After the third day, he was dog tired and started to daydream about the Soviet leader who recognized the value of his guidance system. Who was he? How could he be in such a position to institute Skinner’s invention on such a grand scale?
On the fourth day, it became clear that there have been just too many instances of bird parts being found in bombers surviving missile strikes. To him, the evidence was overwhelming. Jim was having a good time in the hotel and ordering room service. Now all Skinner had to do was to convince the Pentagon to once again take his system seriously. He had to secretly admit that a pigeon guided missile did sound rather odd. He knew that he had to put such thoughts to rest and present his case with the utmost conviction.
His greatest fear was that his system would be used for its original purpose and that purpose was to sink ships. A ten percent hit rate on thousands of bomber is bad enough. He was sure the rate would increase to at least fifty percent and possibly higher if used against ships. A bomber had a crew of 9. A major ship had a crew of hundreds. A few hundred of these missiles could force the U.S. Navy to withdraw from European waters and end any hope of liberating Eurasia from communist rule.
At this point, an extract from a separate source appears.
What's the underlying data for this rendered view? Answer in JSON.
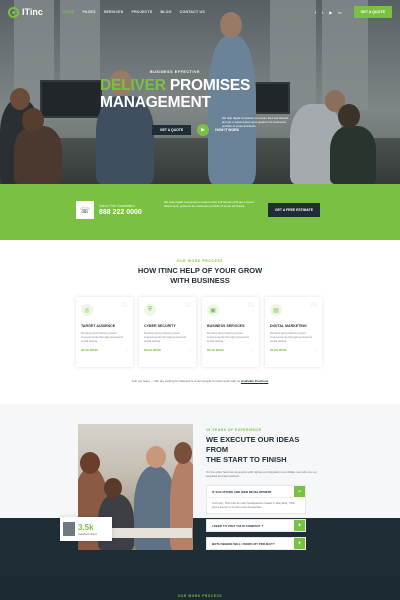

Skinner was sure that the same mind that had grasped the concept of his invention and modified it to down bombers would also see the value of attacking the greatest asset to the U.S.
In addition, he had to assist the navy in defeating his own invention. It was a development he had never considered and now must. He had no idea of what could possibly be done to keep his pigeons from winning the war for Stalin’s minions, none whatsoever.